Ci sono voluti cinquant’anni dalla caduta del fascismo perché la parola Patria tornasse, se non di uso comune, almeno a rappresentare un’idea che non evocasse naturalmente e immediatamente il fascismo. Caduto il duce sono state bandite anche tutte le parole cui era più affezionato. Caduto Fazio, non è difficile prevedere che parlare di italianità delle banche diventerà, quanto meno, inopportuno. I molti che silenti e adoranti non trovarono nulla da ridire quando nel 2002 l’Espresso rivelò come la Popolare di Lodi avesse scalato la Popolare Crema o quando si apprese come gli azionisti della Bipop finanziassero i loro acquisti di azioni di quella banca, oggi, senza temere di apparire prototipi del servo encomio e del codardo oltraggio, diverranno i nuovi zelanti custodi della purezza lessicale. Nel nostro paese anche il lessico sta dalla parte del più forte.

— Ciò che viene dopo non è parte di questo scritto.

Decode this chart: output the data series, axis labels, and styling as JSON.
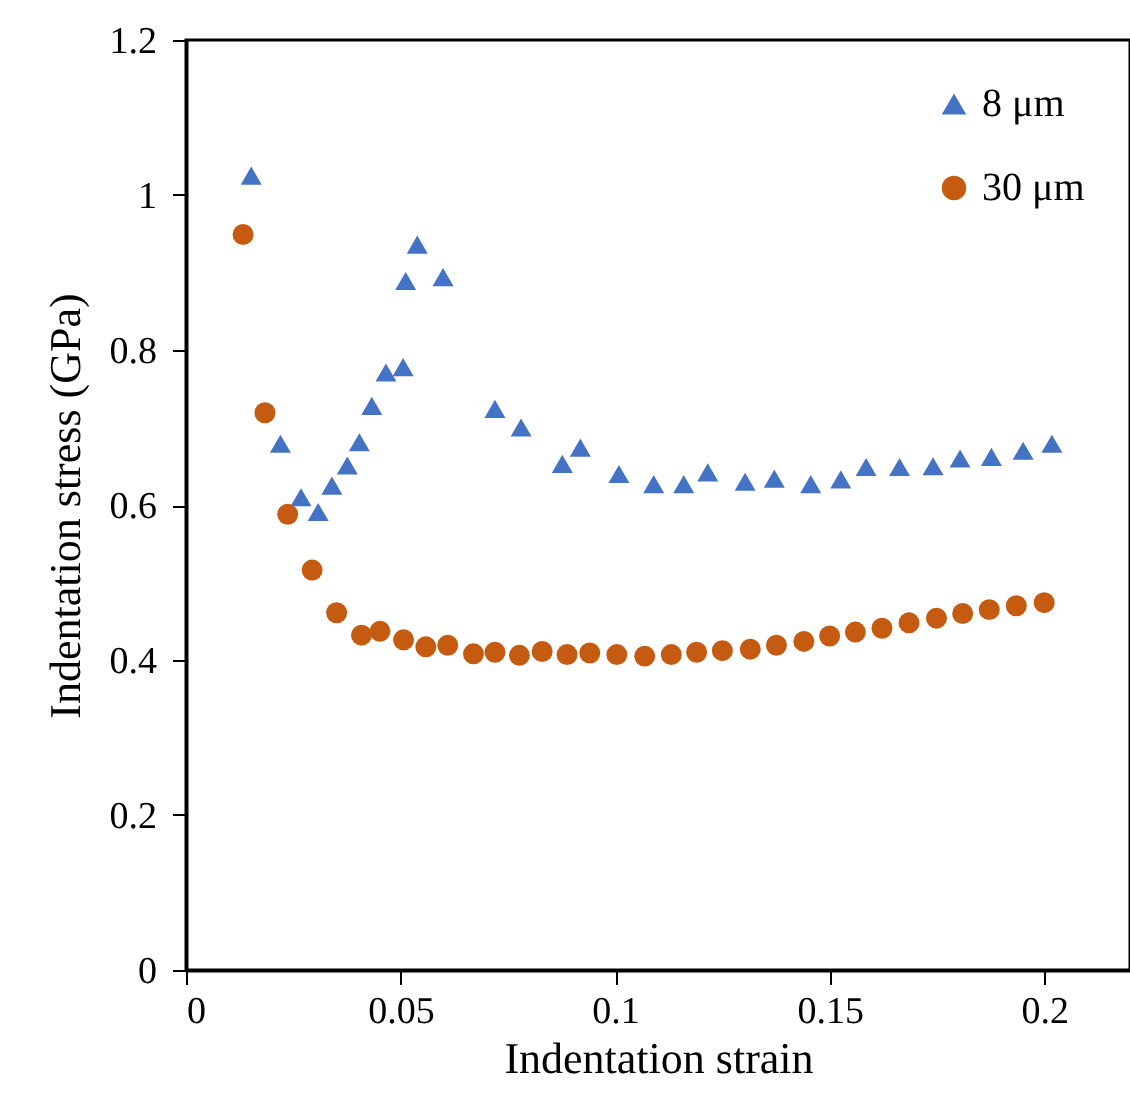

Anche le banche popolari erano care Fazio che vedeva in esse uno degli strumenti per conservare l’Italianità del sistema bancario. Lodi e Intra sono venute insieme a indebolire non poco i sostenitori delle popolari. Non è un caso che la caduta di Fazio sia stata festeggiata in Borsa con forti rialzi di alcune popolari: non si festeggiava la fine del malaffare ma piuttosto l’inizio di una stagione di scalate nella quale le popolari, non più protette da Fazio, sono viste come prede. D’altra parte, la Commissione Europea non ha affatto accantonato l’idea di denunciare la legislazione italiana sulle banche popolari e in particolare sul voto capitario che, prevedendo che i soci votino in quanto soci e non in base al numero delle azioni possedute, rende difficile qualsiasi scalata. In Parlamento giacciono già alcuni disegni di legge che vogliono abolire il voto capitario nelle banche popolari.
Nel Veneto sono rimasti tre gruppi bancari locali e sono tutti e tre banche popolari. L’azionariato è ovviamente molto frazionato anche perché, per legge, nessuno può possedere più dello 0,50 per cento del capitale. Il giorno in cui tuttavia dovesse esser resa pubblica un’offerta di acquisto o il Parlamento dovesse modificare il voto capitario, un azionariato frazionato sentirebbe forte l’attrazione del profitto immediato. Pensare di creare per tempo una struttura azionaria in grado di reggere nei tempi nuovi potrebbe essere saggio. La trasformazione in società per azioni potrebbe venire per legge e allora sarebbe troppo tardi per rimediare. Piuttosto che subire potrebbe essere utile avere già in mente uno statuto che consenta di mantenere un azionariato diffuso e radicato sul territorio vedendo di evitare le scelte che trasformarono l’Antoniana in una banca non solo contendibile, ma anche destinata a finire all’asta. Gli statuti delle banche cattoliche di inizio del secolo scorso – con i loro limiti al possesso azionario – possono essere un’ utile traccia. Non obbligatorio cambiare ma è obbligatorio pensare a quel che potrà succedere e prepararsi.